Outlier Action
🎯 Purpose
Use this decision card to evaluate and decide how to handle flagged outliers — based on method of detection, severity, domain impact, and modeling goals.
🧪 1. Outlier Detection Techniques
Method |
Use Case |
Z-Score (>3) |
General flag for numeric features |
IQR Rule (1.5×IQR) |
Detects extreme high/low values |
Cook’s Distance |
Regression leverage + influence |
Domain Thresholds |
Based on known valid ranges |
⚠️ 2. Decision Matrix
Outlier Scenario |
Suggested Action |
Z-Score between 3–5 |
Flag but keep (informative variation) |
Z-Score > 5 or implausible value |
Flag or set to NaN for review |
Cook’s D high & leverage high |
Flag row; consider robust regression |
Common placeholder outliers (9999, -1) |
Convert to NaN and flag |
Repeating junk value |
Normalize or treat as structured missingness |
# Z-Score example
from scipy.stats import zscore
z_scores = zscore(df['income'])
df['income_outlier_flag'] = (abs(z_scores) > 3)

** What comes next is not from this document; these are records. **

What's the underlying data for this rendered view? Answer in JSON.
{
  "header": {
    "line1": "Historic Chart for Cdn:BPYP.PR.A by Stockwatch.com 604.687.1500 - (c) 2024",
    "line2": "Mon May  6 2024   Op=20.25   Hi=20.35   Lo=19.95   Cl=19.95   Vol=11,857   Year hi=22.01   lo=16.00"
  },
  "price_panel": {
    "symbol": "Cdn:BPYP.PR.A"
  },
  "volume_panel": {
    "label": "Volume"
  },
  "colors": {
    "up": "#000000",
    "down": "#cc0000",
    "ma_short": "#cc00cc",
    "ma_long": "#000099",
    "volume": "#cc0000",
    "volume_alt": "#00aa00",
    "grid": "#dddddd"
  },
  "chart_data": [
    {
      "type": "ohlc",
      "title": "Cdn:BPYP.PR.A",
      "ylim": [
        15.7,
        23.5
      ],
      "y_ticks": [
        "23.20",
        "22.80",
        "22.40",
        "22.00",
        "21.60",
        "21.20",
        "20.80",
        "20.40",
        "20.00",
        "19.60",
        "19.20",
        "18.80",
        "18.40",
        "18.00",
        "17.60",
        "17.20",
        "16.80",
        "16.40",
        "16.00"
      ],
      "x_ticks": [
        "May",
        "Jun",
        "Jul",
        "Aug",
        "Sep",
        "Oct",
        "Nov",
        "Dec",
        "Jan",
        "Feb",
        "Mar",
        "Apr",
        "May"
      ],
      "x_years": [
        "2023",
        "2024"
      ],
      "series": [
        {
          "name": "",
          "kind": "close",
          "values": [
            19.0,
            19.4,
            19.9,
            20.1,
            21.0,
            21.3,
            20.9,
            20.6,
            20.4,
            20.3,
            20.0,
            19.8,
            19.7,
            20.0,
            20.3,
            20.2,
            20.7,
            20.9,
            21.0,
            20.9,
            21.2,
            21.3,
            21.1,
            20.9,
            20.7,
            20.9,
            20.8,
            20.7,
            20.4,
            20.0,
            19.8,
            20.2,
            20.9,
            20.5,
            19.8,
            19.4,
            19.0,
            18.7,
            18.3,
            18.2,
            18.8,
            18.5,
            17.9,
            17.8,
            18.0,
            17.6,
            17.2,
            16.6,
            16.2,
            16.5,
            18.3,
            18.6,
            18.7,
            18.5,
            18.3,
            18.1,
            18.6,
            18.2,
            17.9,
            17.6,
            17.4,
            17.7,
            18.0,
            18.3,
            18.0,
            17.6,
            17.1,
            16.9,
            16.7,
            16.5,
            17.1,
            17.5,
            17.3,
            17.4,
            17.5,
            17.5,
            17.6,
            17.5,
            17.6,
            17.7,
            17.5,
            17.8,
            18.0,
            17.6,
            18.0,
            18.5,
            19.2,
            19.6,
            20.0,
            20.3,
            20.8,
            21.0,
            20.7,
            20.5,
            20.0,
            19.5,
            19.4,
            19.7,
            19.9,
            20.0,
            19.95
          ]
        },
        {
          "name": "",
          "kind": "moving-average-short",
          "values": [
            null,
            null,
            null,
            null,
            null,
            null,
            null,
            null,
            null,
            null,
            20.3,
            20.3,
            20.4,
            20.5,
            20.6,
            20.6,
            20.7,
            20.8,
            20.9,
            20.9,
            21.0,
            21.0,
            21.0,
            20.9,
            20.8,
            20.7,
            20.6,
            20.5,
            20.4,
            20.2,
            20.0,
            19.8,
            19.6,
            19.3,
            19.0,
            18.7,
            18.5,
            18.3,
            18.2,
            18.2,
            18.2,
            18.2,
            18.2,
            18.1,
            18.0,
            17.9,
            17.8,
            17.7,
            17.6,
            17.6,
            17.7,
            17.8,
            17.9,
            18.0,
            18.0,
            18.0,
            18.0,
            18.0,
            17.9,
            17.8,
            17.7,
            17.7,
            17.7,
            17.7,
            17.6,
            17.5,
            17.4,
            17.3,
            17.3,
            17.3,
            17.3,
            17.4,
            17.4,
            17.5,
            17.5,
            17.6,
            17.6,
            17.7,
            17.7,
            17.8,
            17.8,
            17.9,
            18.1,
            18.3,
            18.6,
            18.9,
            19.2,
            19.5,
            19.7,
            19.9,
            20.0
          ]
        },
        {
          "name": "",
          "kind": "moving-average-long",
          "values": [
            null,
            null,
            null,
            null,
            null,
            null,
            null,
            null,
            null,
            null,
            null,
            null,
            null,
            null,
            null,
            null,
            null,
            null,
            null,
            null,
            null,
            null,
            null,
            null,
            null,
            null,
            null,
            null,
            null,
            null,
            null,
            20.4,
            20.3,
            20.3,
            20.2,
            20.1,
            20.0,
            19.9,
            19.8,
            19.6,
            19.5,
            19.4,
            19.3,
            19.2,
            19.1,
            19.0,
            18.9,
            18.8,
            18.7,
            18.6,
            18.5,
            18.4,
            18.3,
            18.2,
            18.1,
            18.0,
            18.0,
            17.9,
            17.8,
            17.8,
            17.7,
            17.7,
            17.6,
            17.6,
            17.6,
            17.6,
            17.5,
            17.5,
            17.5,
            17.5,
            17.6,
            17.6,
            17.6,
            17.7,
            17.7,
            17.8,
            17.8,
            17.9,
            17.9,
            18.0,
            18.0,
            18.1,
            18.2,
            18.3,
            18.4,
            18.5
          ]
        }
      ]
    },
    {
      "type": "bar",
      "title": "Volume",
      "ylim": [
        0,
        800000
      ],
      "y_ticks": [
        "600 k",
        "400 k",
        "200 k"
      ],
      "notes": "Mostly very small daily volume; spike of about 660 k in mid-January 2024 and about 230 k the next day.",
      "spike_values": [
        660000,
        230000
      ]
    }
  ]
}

⚖️ 3. Remove, Cap, or Flag?
Condition |
Action |
Small % of true outliers with domain noise |
Flag only |
Values are invalid (negative age, zero income) |
Replace or drop |
Feature heavily impacts model coefficients |
Try log transform or robust fit |
Highly skewed feature |
Consider transformation before removal |
Transformation |
Use Case |
np.log1p(x) |
For long-tailed distributions |
Winsorization |
Cap values at upper/lower quantiles |
Clipping |
Set min/max bounds manually |
✅ Outlier Handling Checklist
- [ ] Detection method applied (Z, IQR, Cook’s D, etc.)
- [ ] Flag column created where needed
- [ ] Domain review for false flags or valid edge cases
- [ ] Strategy documented (flag/drop/transform)
- [ ] Post-action visual recheck (boxplot, hist)
💡 Tip
“Don’t just delete outliers — investigate them. They often tell the real story.”